Es gab viele kleine, unerwartete Glücksmomente auf meiner Reise. Als ich an einem Abend einen Mann vor seinem Haus nach dem Weg zum nächsten Zeltplatz fragte, lud er mich kurzerhand ein im Wohnwagen der Familie zu übernachten. Dieser Mensch, der mich noch keine fünf Minuten kannte, gab mir seinen Haustürschlüssel und kam erst am Abend wieder.Seine Frau kam abends von der Arbeit nach Hause - nicht mit dem Fahrrad oder dem Auto, sondern mit dem Flugzeug. Meine scheinbar sehr wohlhabenden Gastgeber luden mich ein mit ihnen zu essen und stellten mir viele Fragen zu meiner ungewöhnlichen Reise. Ich war überwältigt von der enormen Gastfreundschaft und Hilfsbereitschaft, die sie mir als einer ihnen völlig unbekannten Person entgegenbrachten.
Nachdem ich den Tag über in die Pedale getreten war, kam ich am nächsten Abend bei einem der Umweltprojekte an, die ich besuchen wollte. Dort wohnte ich bei einer jungen Familie,die auf einer Wiese in einer selbstgebauten Jurte ohne Strom- und Wasseranschluss lebte, Strom lieferte nur die Solarzelle auf dem Dach. Welch ein Unterschied zu meinen vorherigen Gastgebern,die keine 100 Kilometer entfernt ein so völlig anderes Leben führten!
Die letzte Begegnung auf meiner Reise hatte ich mit dem LKW-Fahrer,der mich mit meinem Fahrrad von Dover bis nach Hause mitnahm – ein Familienvater, der von Montag bis Freitag allein und isoliert auf Autobahnen und Rastplätzen lebt. Die Begegnungen mit all diesen Menschen prägten meine zis-Reise vom ersten bis zum letzten Tag und machten die Zeit mit all den Momenten und Begegnungen zu dem sicherlich intensivsten Monat meines bisherigen Lebens.Ich habe mich auf meiner Reise in keinem einzigen Moment allein gefühlt, immer konnte ich auf die Hilfsbereitschaft anderer Menschen vertrauen. Ich habe so große Offenheit erfahren,viele Menschen waren begeistert, wenn ich von der zis-Idee erzählte, ihnen hat es Spaß gemacht, Teil meiner Reise zu werden und mich zu unterstützen.
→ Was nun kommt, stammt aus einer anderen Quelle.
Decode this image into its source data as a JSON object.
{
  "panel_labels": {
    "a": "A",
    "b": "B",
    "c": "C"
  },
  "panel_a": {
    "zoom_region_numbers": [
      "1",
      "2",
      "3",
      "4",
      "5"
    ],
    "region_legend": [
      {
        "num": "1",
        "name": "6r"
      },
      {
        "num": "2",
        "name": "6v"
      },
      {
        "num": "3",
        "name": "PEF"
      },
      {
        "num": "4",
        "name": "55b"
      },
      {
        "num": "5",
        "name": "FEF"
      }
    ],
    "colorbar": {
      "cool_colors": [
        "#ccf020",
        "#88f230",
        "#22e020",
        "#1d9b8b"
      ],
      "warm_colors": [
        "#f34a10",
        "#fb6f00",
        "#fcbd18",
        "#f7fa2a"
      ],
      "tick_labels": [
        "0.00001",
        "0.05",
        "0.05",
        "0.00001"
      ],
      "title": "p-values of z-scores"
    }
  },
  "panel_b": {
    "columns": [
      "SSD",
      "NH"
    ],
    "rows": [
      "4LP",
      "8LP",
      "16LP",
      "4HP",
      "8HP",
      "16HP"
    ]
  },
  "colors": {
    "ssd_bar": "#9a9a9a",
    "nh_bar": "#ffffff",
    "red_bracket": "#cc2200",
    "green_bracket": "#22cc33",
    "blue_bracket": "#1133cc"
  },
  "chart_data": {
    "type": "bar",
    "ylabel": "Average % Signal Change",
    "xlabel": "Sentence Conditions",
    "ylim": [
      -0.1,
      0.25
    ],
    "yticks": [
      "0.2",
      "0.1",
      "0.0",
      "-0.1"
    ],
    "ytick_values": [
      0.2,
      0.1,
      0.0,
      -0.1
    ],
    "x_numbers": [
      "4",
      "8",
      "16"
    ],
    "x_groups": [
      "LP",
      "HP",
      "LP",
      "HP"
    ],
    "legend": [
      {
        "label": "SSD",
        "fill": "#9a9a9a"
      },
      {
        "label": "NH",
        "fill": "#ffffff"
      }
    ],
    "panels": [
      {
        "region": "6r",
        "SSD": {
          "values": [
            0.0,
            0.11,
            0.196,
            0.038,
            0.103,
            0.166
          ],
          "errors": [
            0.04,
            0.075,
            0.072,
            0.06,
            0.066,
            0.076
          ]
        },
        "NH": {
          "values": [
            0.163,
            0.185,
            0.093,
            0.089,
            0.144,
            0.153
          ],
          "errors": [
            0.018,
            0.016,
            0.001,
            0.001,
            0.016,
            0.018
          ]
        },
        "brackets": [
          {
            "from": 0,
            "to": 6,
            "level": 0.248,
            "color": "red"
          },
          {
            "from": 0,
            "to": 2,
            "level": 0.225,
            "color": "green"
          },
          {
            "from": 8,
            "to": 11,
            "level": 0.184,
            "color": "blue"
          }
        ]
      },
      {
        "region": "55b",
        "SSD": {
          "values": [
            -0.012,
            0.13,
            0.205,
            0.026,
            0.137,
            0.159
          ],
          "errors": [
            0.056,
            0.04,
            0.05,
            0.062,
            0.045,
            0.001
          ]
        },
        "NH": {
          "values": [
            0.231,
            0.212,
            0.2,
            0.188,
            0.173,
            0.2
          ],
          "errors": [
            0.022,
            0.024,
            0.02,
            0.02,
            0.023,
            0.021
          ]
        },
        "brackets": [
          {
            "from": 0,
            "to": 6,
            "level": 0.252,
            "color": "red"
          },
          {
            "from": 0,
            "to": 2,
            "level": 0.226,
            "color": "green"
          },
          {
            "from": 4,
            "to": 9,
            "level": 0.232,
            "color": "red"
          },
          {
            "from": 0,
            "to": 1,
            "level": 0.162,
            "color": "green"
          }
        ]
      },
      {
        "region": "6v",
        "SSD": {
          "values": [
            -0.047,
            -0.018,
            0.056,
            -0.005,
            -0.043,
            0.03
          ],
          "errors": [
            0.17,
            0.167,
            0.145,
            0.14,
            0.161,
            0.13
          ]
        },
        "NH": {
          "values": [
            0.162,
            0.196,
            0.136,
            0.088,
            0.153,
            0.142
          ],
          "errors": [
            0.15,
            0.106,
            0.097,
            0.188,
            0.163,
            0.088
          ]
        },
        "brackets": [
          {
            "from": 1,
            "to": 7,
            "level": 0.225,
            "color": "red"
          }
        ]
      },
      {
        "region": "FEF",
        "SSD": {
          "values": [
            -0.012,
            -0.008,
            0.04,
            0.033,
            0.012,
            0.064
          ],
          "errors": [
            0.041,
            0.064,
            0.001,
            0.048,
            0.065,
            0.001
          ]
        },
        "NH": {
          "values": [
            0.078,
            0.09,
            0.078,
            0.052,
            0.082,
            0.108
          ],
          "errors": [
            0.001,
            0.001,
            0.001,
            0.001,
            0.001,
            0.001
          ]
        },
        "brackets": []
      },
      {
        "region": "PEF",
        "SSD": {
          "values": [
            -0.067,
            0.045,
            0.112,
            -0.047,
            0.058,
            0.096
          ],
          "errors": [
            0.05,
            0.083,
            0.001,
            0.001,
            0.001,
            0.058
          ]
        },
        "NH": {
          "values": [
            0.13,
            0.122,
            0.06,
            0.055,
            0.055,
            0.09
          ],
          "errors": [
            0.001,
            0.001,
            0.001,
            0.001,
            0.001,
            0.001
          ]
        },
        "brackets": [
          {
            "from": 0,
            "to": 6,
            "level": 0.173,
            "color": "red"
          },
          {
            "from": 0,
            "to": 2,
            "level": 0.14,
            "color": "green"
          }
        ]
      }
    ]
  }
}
Ich habe auf meiner Reise erlebt, dass man auch mit ganz, ganz wenig glücklich sein kann.Dass nicht die materiellen Dinge das Glück im Leben ausmachen, sondern vielmehr unerwartete Momente und die Begegnung mit Menschen. Ich habe viele Menschen kennen gelernt, die einen ihren Zielen und Idealen entsprechenden Lebensstil auf radikale und konsequente Art anstreben. Aber auch Menschen,deren Leben von ganz anderen, viel existenzielleren Fragen dominiert ist. Von ihnen allen habe ich etwas lernen dürfen.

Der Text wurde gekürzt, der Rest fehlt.